October 16, 2015
By Stephanie West
New York, NY – Attorney General Eric T. Schneiderman and the U.S. Department of Labor has announced four settlements totaling nearly $500,000 with three current Papa John’s Pizza franchisees and one former franchisee, who together owned a total of nine restaurants in Queens, The Bronx, and Brooklyn.
The franchisees investigated by the Attorney General and the U.S. Department of Labor’s Wage and Hour Division admitted to a number of labor violations, including minimum wage, overtime and other basic labor law protections. “Once again, we’ve found Papa John’s franchises in New York that are ripping off their workers and violating critical state and federal laws,” said Attorney General Schneiderman. “Fast food chains across the State should be on notice: we will not stop until your workers are treated with respect and paid lawful wages. Once again, I call on Papa John’s and other fast food companies to step up and stop the widespread lawlessness plaguing your businesses and harming the workers who make and deliver your food.”Back wages and damages will be distributed to over 250 underpaid workers. The investigations into the franchisees, covering various time periods beginning as early as 2008.

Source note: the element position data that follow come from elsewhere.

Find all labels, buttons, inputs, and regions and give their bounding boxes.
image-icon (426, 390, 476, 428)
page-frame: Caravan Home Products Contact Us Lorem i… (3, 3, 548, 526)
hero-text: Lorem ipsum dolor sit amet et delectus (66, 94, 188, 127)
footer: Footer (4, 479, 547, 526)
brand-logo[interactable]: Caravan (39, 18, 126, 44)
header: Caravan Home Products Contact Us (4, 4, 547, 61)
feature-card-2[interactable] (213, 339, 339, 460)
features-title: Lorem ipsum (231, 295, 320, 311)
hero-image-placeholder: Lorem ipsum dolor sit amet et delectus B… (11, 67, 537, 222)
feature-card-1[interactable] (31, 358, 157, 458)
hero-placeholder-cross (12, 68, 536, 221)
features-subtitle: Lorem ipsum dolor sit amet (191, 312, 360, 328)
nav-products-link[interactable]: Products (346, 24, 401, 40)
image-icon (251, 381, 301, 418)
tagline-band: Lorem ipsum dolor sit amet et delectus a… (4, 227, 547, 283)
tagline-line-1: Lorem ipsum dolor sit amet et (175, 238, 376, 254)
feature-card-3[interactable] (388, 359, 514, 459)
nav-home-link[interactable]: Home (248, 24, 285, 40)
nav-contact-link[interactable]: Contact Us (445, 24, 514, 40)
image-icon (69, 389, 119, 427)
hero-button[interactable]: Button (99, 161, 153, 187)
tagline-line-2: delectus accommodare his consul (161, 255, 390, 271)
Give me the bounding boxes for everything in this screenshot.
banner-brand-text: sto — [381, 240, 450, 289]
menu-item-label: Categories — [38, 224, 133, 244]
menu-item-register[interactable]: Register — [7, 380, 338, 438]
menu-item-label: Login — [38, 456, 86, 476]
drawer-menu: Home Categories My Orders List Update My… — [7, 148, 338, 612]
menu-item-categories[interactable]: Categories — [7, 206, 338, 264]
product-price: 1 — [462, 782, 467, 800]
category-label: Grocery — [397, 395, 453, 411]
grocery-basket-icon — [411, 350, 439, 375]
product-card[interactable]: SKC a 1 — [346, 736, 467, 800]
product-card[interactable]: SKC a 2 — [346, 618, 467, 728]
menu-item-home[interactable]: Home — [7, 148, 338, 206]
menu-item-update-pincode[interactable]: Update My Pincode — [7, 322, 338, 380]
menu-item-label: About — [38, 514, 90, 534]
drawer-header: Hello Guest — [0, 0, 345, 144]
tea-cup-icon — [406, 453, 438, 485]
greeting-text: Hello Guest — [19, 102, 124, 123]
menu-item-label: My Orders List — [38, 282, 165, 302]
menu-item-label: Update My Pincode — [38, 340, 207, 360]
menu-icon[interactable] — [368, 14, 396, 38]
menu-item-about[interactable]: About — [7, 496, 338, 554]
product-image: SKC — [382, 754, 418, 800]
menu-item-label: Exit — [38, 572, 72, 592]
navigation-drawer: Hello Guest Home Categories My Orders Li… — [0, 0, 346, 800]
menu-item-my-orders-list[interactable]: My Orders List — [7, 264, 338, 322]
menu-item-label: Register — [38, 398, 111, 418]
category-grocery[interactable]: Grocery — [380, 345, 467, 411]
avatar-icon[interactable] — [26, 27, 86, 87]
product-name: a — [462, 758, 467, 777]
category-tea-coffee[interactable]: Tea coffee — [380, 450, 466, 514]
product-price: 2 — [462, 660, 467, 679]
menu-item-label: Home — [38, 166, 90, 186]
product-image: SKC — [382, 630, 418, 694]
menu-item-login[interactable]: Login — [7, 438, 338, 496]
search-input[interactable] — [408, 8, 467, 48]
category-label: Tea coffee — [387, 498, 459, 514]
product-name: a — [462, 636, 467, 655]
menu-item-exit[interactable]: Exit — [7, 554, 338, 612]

All investigated franchisees admitted to the violations. Some stores failed to pay employees the minimum wage and overtime wages required under the federal Fair Labor Standards Act and state law.Some stores violated a state requirement that employers must pay an additional hour at minimum wage when employees’ daily shifts are longer than 10 hours.These retail operations failed to provide adequate uniforms for employees for the number of shifts in a week, and also failed to pay the required uniform laundry allowance.In addition to payment of $469,355 in back wages and liquidated damages, the franchisees which remain open must also institute complaint procedures and post a statement of employees’ rights.
"Employers who underpay their employees not only deprive workers of the funds needed to buy their food, pay their rent or attend to other necessities, they undercut those law-abiding employers who pay their employees properly in the first place. Although franchising is a legitimate business model, it can also be associated with practices that lead to violations of labor standards. Franchisees must understand that they are not exempt from the law,” said Dr. David Weil, administrator for the Wage and Hour Division at the U.S. Department of Labor.